Submitted to: American Society for Microbiology Annual Meeting
Publication Type: Abstract Only
Publication Acceptance Date: 1/12/2007
Publication Date: 5/21/2007
Citation: Jenkins, M., Endale, D.M. 2007. A most probable number method for enumerating Salmonella in environmental waters. Annual Meeting of the American Society for Microbiology, May 21-25, 2007, Toronto, Ontario, Canada.

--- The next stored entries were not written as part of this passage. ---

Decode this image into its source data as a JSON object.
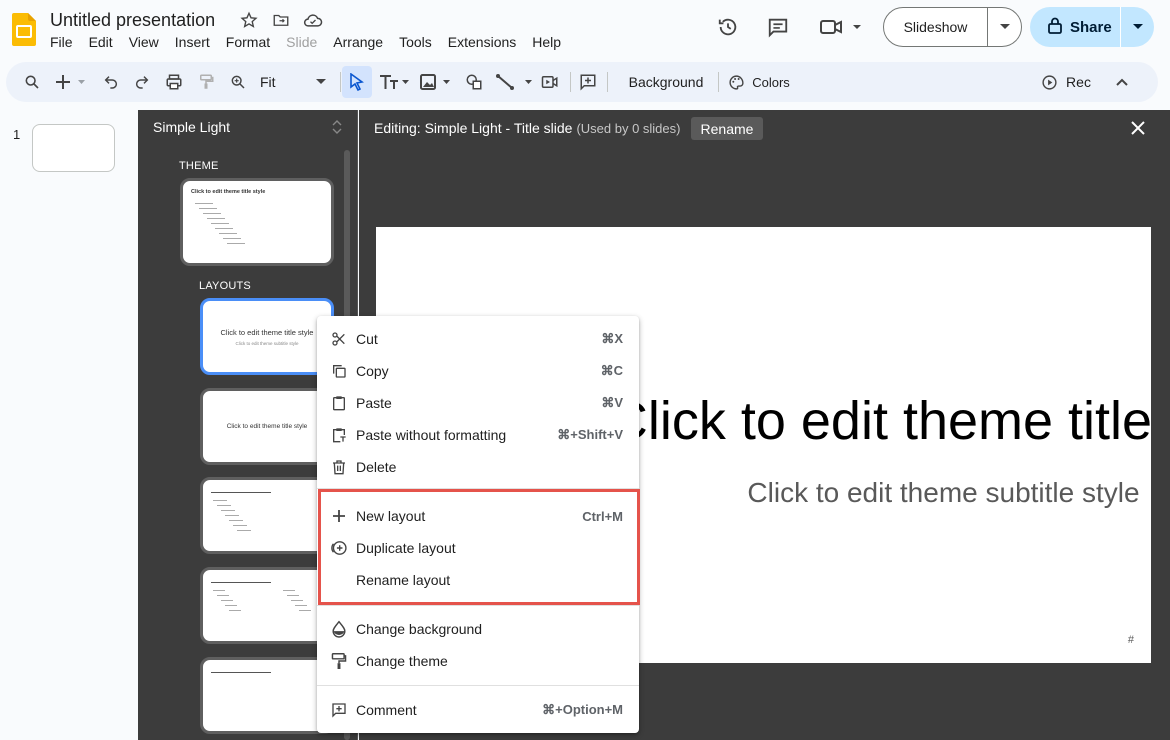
{
  "document": {
    "title": "Untitled presentation"
  },
  "menubar": {
    "items": [
      "File",
      "Edit",
      "View",
      "Insert",
      "Format",
      "Slide",
      "Arrange",
      "Tools",
      "Extensions",
      "Help"
    ]
  },
  "header": {
    "slideshow_label": "Slideshow",
    "share_label": "Share"
  },
  "toolbar": {
    "zoom_label": "Fit",
    "background_label": "Background",
    "colors_label": "Colors",
    "rec_label": "Rec"
  },
  "filmstrip": {
    "slide_number": "1"
  },
  "theme_panel": {
    "theme_name": "Simple Light",
    "theme_section": "THEME",
    "layouts_section": "LAYOUTS",
    "master_thumb_title": "Click to edit theme title style",
    "layout_title_text": "Click to edit theme title style",
    "layout_subtitle_text": "Click to edit theme subtitle style",
    "section_header_text": "Click to edit theme title style"
  },
  "editor": {
    "title": "Editing: Simple Light - Title slide",
    "used_by": "(Used by 0 slides)",
    "rename_label": "Rename",
    "slide_title": "Click to edit theme title style",
    "slide_subtitle": "Click to edit theme subtitle style",
    "slide_number": "#"
  },
  "context_menu": {
    "cut": {
      "label": "Cut",
      "shortcut": "⌘X"
    },
    "copy": {
      "label": "Copy",
      "shortcut": "⌘C"
    },
    "paste": {
      "label": "Paste",
      "shortcut": "⌘V"
    },
    "paste_plain": {
      "label": "Paste without formatting",
      "shortcut": "⌘+Shift+V"
    },
    "delete": {
      "label": "Delete"
    },
    "new_layout": {
      "label": "New layout",
      "shortcut": "Ctrl+M"
    },
    "duplicate_layout": {
      "label": "Duplicate layout"
    },
    "rename_layout": {
      "label": "Rename layout"
    },
    "change_background": {
      "label": "Change background"
    },
    "change_theme": {
      "label": "Change theme"
    },
    "comment": {
      "label": "Comment",
      "shortcut": "⌘+Option+M"
    }
  },
  "colors": {
    "accent_blue": "#4a8ef7",
    "highlight_red": "#e5534b",
    "share_bg": "#c2e7ff",
    "panel_dark": "#3c3c3c"
  },
  "icons": [
    "slides-logo-icon",
    "star-icon",
    "move-folder-icon",
    "cloud-saved-icon",
    "history-icon",
    "comments-icon",
    "meet-icon",
    "lock-icon",
    "search-icon",
    "add-icon",
    "undo-icon",
    "redo-icon",
    "print-icon",
    "paint-format-icon",
    "zoom-icon",
    "select-icon",
    "text-box-icon",
    "image-icon",
    "shape-icon",
    "line-icon",
    "video-icon",
    "comment-add-icon",
    "palette-icon",
    "rec-icon",
    "collapse-icon",
    "close-icon"
  ]
}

Technical Abstract: Background Most agricultural animals such as beef and dairy cattle, swine, and poultry are a source of Salmonella. Watersheds with animal agriculture can thus adversely impact recreational waters and threaten public health especially at the expanding interface of urban and agricultural lands. To understand better and manage the fate and transport of this zoonotic pathogen in agricultural watersheds a most probable number (MPN) method for enumerating Salmonella in environmental waters was developed. Methods The first step is to filter, for example, 20 l of environmental water through a FALP 293 mm membrane filter with a 1 µm pore size, and centrifuge material removed from filter. Centrifuged pellet is resuspended in PBS and used to inoculate tubes of Tetrathionate broth arranged in a 5-tube three or more 10-fold dilution scheme. Positive tubes of Tetrathionate broth are inoculated onto Brilliant Green agar plates for isolating colonies. At least three pinkish-white colonies on a red background are transferred to Beef Heart Infusion (BHI) agar plates and streaked for isolation and purity. Fresh colonies from the BHI plates are stabbed into slants of Lysine Iron agar (LIA) and Triple Sugar Iron (TSI) agar. If LIA and TSI slants are positive, confirmation is made by performing a TaqMan assay on a colony from the respective BHI plate. Primers and probe for the real-time PCR assay are specific for a 250-bp fragment of the junction between the two virulent genes SipB and SipC. MPN of cells is calculated using Microsoft Excel spread sheet and its Solver program. Results This method has determined the density of Salmonella in a 20 l sample of pond water from a watershed with cattle to be 0.1 cells/100 ml. Conclusions This represents a culture-based method that can detect small numbers of Salmonella in environmental waters impacted by animal agriculture and to which real-time PCR methods can be compared.